No fundo do quarto, escutou o mecanismo do trinco mexer e a velha porta se abrir. A imagem que apareceu não poderia deixá-lo mais feliz.
- Eu lhe daria bom dia, mas já é quase noite de novo. – Falou num tom de sarcasmo, embora ainda fosse dia.
O Padre Leon foi seu mentor e a figura que Julian tomou como pai. Era um homem de semblante calmo, já grisalho por culpa dos seus 62 anos de idade. O típico servo de Deus, adorável e afetuoso, que toda igreja merecia ter. Ele trazia consigo uma bandeja repleta de comida - quase um banquete, principalmente para aquele pobre escritor que não tinha uma refeição descende há dias.
- O que aconteceu com você na última noite Julian? Andou se metendo com outra dama da alta sociedade e algum marido ciumento lhe sentou a mão? - Alfinetou o Padre enquanto Julian devorava um croissant.
- Eu ainda não tenho nenhuma resposta do que me aconteceu, padre. - Respondeu ele ainda de boca cheia.
- Quem sabe se você voltar ao bar da última noite você descubra, não? - Alfinetou mais uma.
- O senhor sabe quem me deixou aqui na última noite?
- Não faço idéia. Quando eu abri a porta vi você jogado no chão e um homem caminhando ao longe, afastando-se naquela chuva sem fim, exatamente como naquela noite que você chegou até mim, há 16 anos... Mas, ontem, se os outros padres não tivessem me ajudado, você ainda estaria lá naquela porta.
Julian sorriu gentilmente.
- E ainda não recebi uma boa explicação de como você chegou até aqui. – Insistiu o padre.
- Acredite, estou mais cheios de dúvidas que você.
Um silêncio de alguns segundos perpetuou o quarto.
- Bem, acho bom ir embora, antes que você tente me converter num adorado cordeiro de Deus. - Satirizou Julian.
- Tudo bem – concordou Leon – e espero que o Senhor não escute minhas palavras, mas cuide desse seu rabo, por favor!
Julian ia descendo a Praça da Concórdia rumo à Rua de Lille, onde ficava a sede do quase falido Jornal “Gazeta de Bourbon”, no qual ele trabalhava editando algumas colunas.

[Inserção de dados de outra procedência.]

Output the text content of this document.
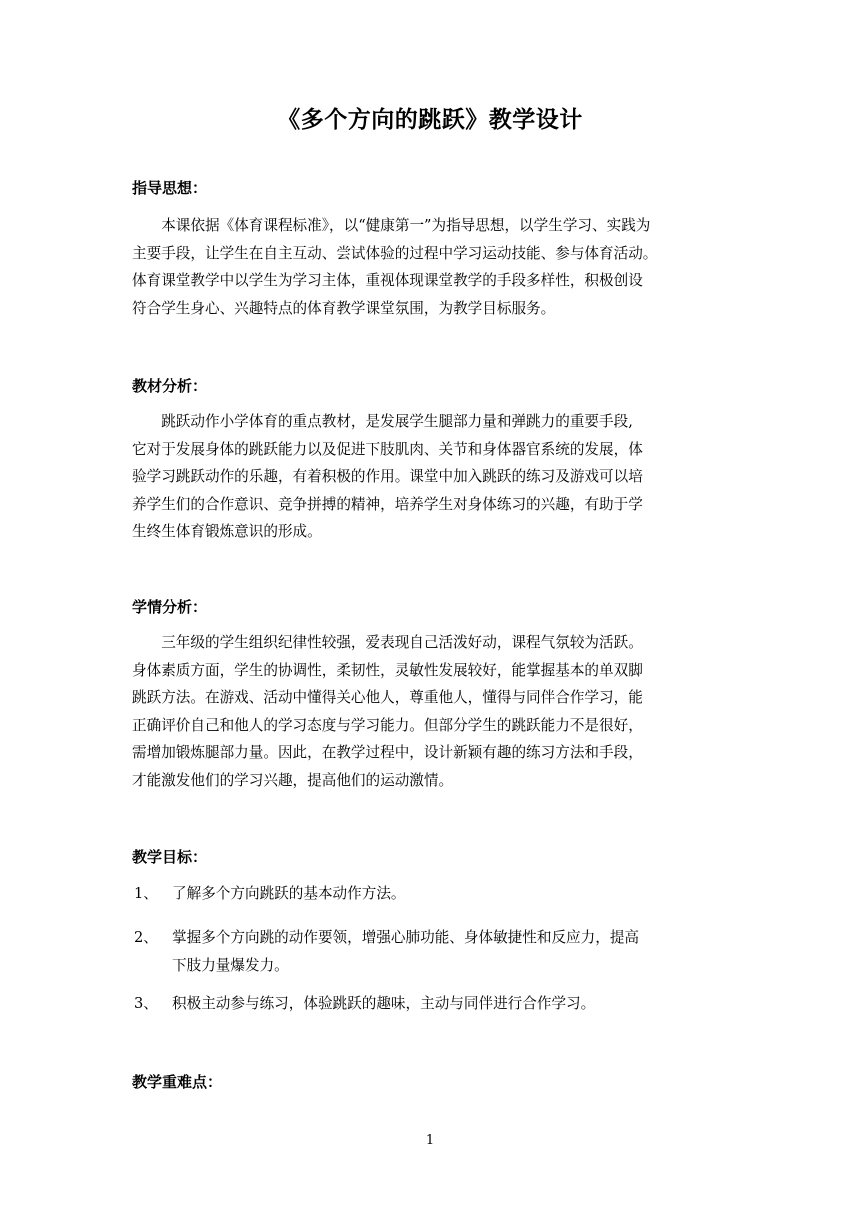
《多个方向的跳跃》教学设计
指导思想：
本课依据《体育课程标准》，以“健康第一”为指导思想，以学生学习、实践为
主要手段，让学生在自主互动、尝试体验的过程中学习运动技能、参与体育活动。
体育课堂教学中以学生为学习主体，重视体现课堂教学的手段多样性，积极创设
符合学生身心、兴趣特点的体育教学课堂氛围，为教学目标服务。
教材分析：
跳跃动作小学体育的重点教材，是发展学生腿部力量和弹跳力的重要手段,
它对于发展身体的跳跃能力以及促进下肢肌肉、关节和身体器官系统的发展，体
验学习跳跃动作的乐趣，有着积极的作用。课堂中加入跳跃的练习及游戏可以培
养学生们的合作意识、竞争拼搏的精神，培养学生对身体练习的兴趣，有助于学
生终生体育锻炼意识的形成。
学情分析：
三年级的学生组织纪律性较强，爱表现自己活泼好动，课程气氛较为活跃。
身体素质方面，学生的协调性，柔韧性，灵敏性发展较好，能掌握基本的单双脚
跳跃方法。在游戏、活动中懂得关心他人，尊重他人，懂得与同伴合作学习，能
正确评价自己和他人的学习态度与学习能力。但部分学生的跳跃能力不是很好，
需增加锻炼腿部力量。因此，在教学过程中，设计新颖有趣的练习方法和手段，
才能激发他们的学习兴趣，提高他们的运动激情。
教学目标：
1、 了解多个方向跳跃的基本动作方法。
2、 掌握多个方向跳的动作要领，增强心肺功能、身体敏捷性和反应力，提高
下肢力量爆发力。
3、 积极主动参与练习，体验跳跃的趣味，主动与同伴进行合作学习。
教学重难点：
1
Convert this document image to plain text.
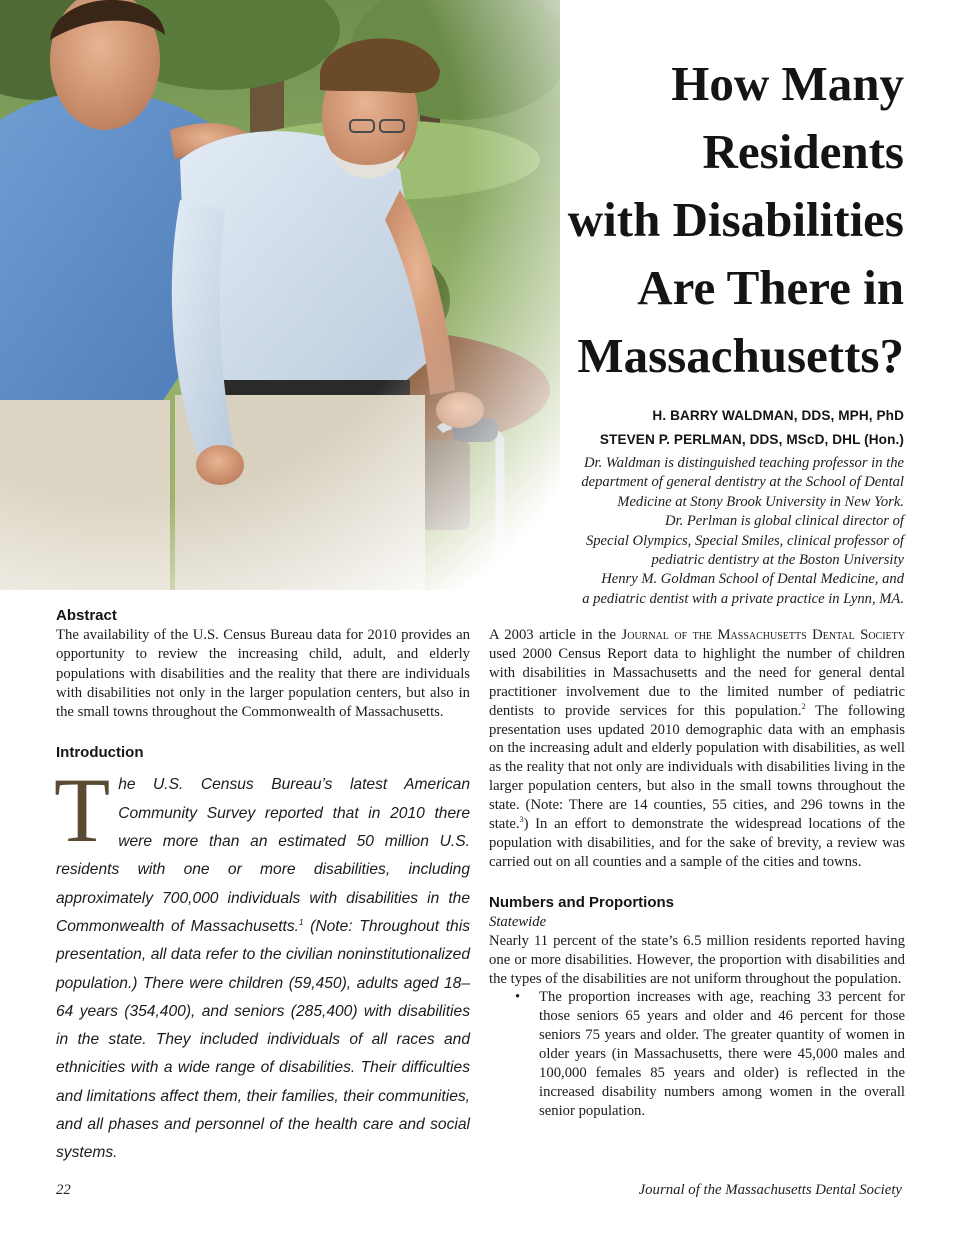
How Many
Residents
with Disabilities
Are There in
Massachusetts?
H. BARRY WALDMAN, DDS, MPH, PhD
STEVEN P. PERLMAN, DDS, MScD, DHL (Hon.)
Dr. Waldman is distinguished teaching professor in the
department of general dentistry at the School of Dental
Medicine at Stony Brook University in New York.
Dr. Perlman is global clinical director of
Special Olympics, Special Smiles, clinical professor of
pediatric dentistry at the Boston University
Henry M. Goldman School of Dental Medicine, and
a pediatric dentist with a private practice in Lynn, MA.
Abstract

The availability of the U.S. Census Bureau data for 2010 provides an opportunity to review the increasing child, adult, and elderly populations with disabilities and the reality that there are individuals with disabilities not only in the larger population centers, but also in the small towns throughout the Commonwealth of Massachusetts.

Introduction

The U.S. Census Bureau’s latest American Community Survey reported that in 2010 there were more than an estimated 50 million U.S. residents with one or more disabilities, including approximately 700,000 individuals with disabilities in the Commonwealth of Massachusetts.$^1$ (Note: Throughout this presentation, all data refer to the civilian noninstitutionalized population.) There were children (59,450), adults aged 18–64 years (354,400), and seniors (285,400) with disabilities in the state. They included individuals of all races and ethnicities with a wide range of disabilities. Their difficulties and limitations affect them, their families, their communities, and all phases and personnel of the health care and social systems.

A 2003 article in the Journal of the Massachusetts Dental Society used 2000 Census Report data to highlight the number of children with disabilities in Massachusetts and the need for general dental practitioner involvement due to the limited number of pediatric dentists to provide services for this population.$^2$ The following presentation uses updated 2010 demographic data with an emphasis on the increasing adult and elderly population with disabilities, as well as the reality that not only are individuals with disabilities living in the larger population centers, but also in the small towns throughout the state. (Note: There are 14 counties, 55 cities, and 296 towns in the state.$^3$) In an effort to demonstrate the widespread locations of the population with disabilities, and for the sake of brevity, a review was carried out on all counties and a sample of the cities and towns.

Numbers and Proportions
Statewide

Nearly 11 percent of the state’s 6.5 million residents reported having one or more disabilities. However, the proportion with disabilities and the types of the disabilities are not uniform throughout the population.

• The proportion increases with age, reaching 33 percent for those seniors 65 years and older and 46 percent for those seniors 75 years and older. The greater quantity of women in older years (in Massachusetts, there were 45,000 males and 100,000 females 85 years and older) is reflected in the increased disability numbers among women in the overall senior population.
22	Journal of the Massachusetts Dental Society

Pensou em ir até a polícia, mas já estava horas atrasado para o trabalho, e antes de tudo, teria que escapar da ferrenha secretária, madame Marrie. Quando o escritor apontou na porta do prédio, a megera metralhou-o com um olhar de desgosto:
- Como sempre, horário não é seu forte, não é mesmo, Senhor Julian. - Disse a secretária.
- Diferente da sua beleza, que é um alívio para meus olhos, minha cara Marrie. - Respondeu ele com um ar carregado de sarcasmo.
- Não posso dizer o mesmo! Agora pegue aqui suas “cartinhas” e suma da minha vista!
Julian sorriu displicentemente e com um comprimento militar, bateu em retirada. Enquanto subia as escadas, folheava sua correspondência. Somente cobranças. Exceto uma. Aquela carta chamou sua atenção: no lugar destinado ao remetente três cruzes desenhadas de cabeça para baixo. De dentro do envelope - com o timbre de um laboratório chamado “Laboratoire de Génétique Militaire St. Germain” - não poderia sair nada mais intrigante e obscuro. Uma foto recortada por chamas e manchada de vermelho com a imagem daquele homem vestido de oficial militar. Tinha agora, em suas mãos, aquilo que atormentava frequentemente seu sono.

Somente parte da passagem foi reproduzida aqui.